A gray-uniformed Pink saluted Keene, let him in through the unmarked door at the side of the $5 °Cashier windows. Behind the wickets, the boys were filling in totals on their check sheets, smoking, listening to the race-caster:
“They’re off — and Popova breaks in the lead, My Hon, Friskaway, Can Doo, Hubba Dub—”
Keene went into the totalisator room. Four shirtsleeved men in green eyeshades were working the accounting machines at top speed, on the double check. A white-haired man with thick gold-rimmed spectacles and chubby cheeks saw Keene and said hello.
“Anything big?” the race track detective asked.
“Same as per usual, only more so. Gent with the trick beard and upstage specs put twenty thou on Number Two five minutes before we shut the windows.”
“Coming into the backstretch—” the hollow voice of the announcer was higher-pitched — “it's Friskaway by a length, My Hon, a head, Popova, half a length, Hubba Dub—”
“Twenty thousand fish?” Keene’s eyebrows went up. “He’s really trying for a score, isn’t he?”
“I’d hate to have that much of mine on any animal’s nose,” the head cashier said. “I got a weak ticker. The goat could bust a leg. Throw his rider. Get disqualified. I couldn’t stand it. Still, if you like that sort of thing, I guess it’s good, clean fun.”
“Not so clean.” Keene looked up at the Win Pool total. $88,612. What was it Lola Gretsch had said: “If there’s something in it for me.” There’d be plenty in it for Vince Towbee if #2 won. Quite a payoff.
“Coming around the far turn, Friskaway out in front by a length and a half. My Hon half a length. Hubba Dub, a head.”
For a second, Keene wished he’d gone out to watch the finish. This was the moment that always gave him the big kick — the furlong before the head of the stretch. He’d never be able to get that out of his blood — the surging excitement from the thoroughbreds, the riders “hoo-hooing” to their mounts as they thundered around that last turn.
He went out, gave instructions to the Pinkerton captain by the clubhouse stile.
“Into the stretch, and Friskaway’s fading. — My Hon coming through on the rail, Hubba Dub making his bid on the outside. — My Hon is neck and neck. — He’s leading. — No!
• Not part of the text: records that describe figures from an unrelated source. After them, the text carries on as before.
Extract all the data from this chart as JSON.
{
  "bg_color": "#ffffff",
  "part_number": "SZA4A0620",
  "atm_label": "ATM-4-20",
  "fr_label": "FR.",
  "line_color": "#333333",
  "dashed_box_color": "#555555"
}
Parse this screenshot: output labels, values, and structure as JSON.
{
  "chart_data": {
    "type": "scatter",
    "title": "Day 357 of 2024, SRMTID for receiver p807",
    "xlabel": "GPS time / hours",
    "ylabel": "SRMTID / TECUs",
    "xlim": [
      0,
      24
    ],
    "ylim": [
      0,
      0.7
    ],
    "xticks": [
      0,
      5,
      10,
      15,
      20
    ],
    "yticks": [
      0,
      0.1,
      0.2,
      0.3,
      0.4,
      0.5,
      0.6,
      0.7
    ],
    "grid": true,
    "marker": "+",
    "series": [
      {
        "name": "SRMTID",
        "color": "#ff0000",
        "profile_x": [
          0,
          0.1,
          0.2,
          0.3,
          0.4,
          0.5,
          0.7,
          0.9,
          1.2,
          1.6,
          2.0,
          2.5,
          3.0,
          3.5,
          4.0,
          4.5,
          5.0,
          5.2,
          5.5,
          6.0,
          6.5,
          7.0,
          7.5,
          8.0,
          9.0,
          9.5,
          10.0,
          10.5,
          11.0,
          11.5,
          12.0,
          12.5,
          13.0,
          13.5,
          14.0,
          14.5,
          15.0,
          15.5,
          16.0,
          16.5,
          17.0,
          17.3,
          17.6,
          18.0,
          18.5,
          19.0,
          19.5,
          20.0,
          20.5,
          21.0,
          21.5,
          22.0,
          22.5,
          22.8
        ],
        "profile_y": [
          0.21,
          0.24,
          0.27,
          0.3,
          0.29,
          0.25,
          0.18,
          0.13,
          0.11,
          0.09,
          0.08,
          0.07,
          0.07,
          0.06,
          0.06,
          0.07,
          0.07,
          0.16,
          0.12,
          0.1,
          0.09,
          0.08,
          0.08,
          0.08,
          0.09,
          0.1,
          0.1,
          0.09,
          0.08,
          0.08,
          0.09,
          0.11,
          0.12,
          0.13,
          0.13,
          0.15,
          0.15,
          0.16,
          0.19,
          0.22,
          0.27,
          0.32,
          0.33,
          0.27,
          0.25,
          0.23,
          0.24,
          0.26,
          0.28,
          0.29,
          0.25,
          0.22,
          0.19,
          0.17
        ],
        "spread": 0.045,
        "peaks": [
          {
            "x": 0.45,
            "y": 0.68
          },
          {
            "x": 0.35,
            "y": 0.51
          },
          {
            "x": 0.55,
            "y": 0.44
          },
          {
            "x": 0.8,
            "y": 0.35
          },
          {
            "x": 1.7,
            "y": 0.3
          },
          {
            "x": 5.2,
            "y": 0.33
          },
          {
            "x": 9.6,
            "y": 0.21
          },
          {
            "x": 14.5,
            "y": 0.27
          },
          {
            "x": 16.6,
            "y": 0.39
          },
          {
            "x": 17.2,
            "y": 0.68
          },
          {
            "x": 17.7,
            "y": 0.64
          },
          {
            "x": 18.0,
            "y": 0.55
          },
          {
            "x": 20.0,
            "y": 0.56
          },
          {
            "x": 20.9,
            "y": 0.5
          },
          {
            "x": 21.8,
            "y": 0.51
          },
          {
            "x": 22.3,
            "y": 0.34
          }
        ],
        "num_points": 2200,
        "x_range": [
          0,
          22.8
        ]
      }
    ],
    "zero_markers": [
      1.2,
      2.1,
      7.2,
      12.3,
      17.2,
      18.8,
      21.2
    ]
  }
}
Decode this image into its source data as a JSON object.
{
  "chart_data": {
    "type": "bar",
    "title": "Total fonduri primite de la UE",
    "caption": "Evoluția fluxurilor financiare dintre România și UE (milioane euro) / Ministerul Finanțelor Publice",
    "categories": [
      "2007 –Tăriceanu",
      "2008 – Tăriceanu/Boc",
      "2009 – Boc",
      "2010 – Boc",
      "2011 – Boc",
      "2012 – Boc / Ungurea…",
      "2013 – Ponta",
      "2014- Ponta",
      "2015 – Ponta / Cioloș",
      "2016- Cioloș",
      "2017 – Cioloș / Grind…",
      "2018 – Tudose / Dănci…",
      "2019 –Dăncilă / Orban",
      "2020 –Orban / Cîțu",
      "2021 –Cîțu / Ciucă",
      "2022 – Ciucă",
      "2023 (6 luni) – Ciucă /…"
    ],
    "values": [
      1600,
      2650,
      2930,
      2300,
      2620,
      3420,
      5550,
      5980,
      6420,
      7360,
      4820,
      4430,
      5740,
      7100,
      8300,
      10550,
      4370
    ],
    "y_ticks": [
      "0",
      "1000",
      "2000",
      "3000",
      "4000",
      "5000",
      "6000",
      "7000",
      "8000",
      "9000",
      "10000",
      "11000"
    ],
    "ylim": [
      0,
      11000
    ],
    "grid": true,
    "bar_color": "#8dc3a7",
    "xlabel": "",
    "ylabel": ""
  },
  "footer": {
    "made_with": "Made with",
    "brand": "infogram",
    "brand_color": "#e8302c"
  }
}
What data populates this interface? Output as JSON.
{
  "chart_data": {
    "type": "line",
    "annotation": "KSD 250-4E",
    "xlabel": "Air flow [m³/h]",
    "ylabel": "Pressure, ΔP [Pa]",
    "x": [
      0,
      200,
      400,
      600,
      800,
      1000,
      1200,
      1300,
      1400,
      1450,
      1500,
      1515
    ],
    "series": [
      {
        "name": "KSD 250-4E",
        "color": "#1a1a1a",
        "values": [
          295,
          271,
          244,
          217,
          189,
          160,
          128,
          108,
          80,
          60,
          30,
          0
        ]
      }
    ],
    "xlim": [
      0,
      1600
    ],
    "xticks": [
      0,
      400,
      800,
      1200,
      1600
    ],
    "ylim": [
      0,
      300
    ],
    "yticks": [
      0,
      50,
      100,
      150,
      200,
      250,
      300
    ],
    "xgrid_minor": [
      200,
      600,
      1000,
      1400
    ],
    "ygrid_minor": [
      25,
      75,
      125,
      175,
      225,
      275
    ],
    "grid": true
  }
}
No! Hubba Dub’s closing with a rush. — He’s up there. — It’s going to be close — very close. A toss-up between Hubba Dub and My Hon. — It looks like a dead heat. — I can’t call that one for you, folks. — It’ll be— Yes, there goes the Photo up on the board—”
When the red Photo light went out and the Official went on, Hubba Dub was first, My Hon second and the Claybrook filly third.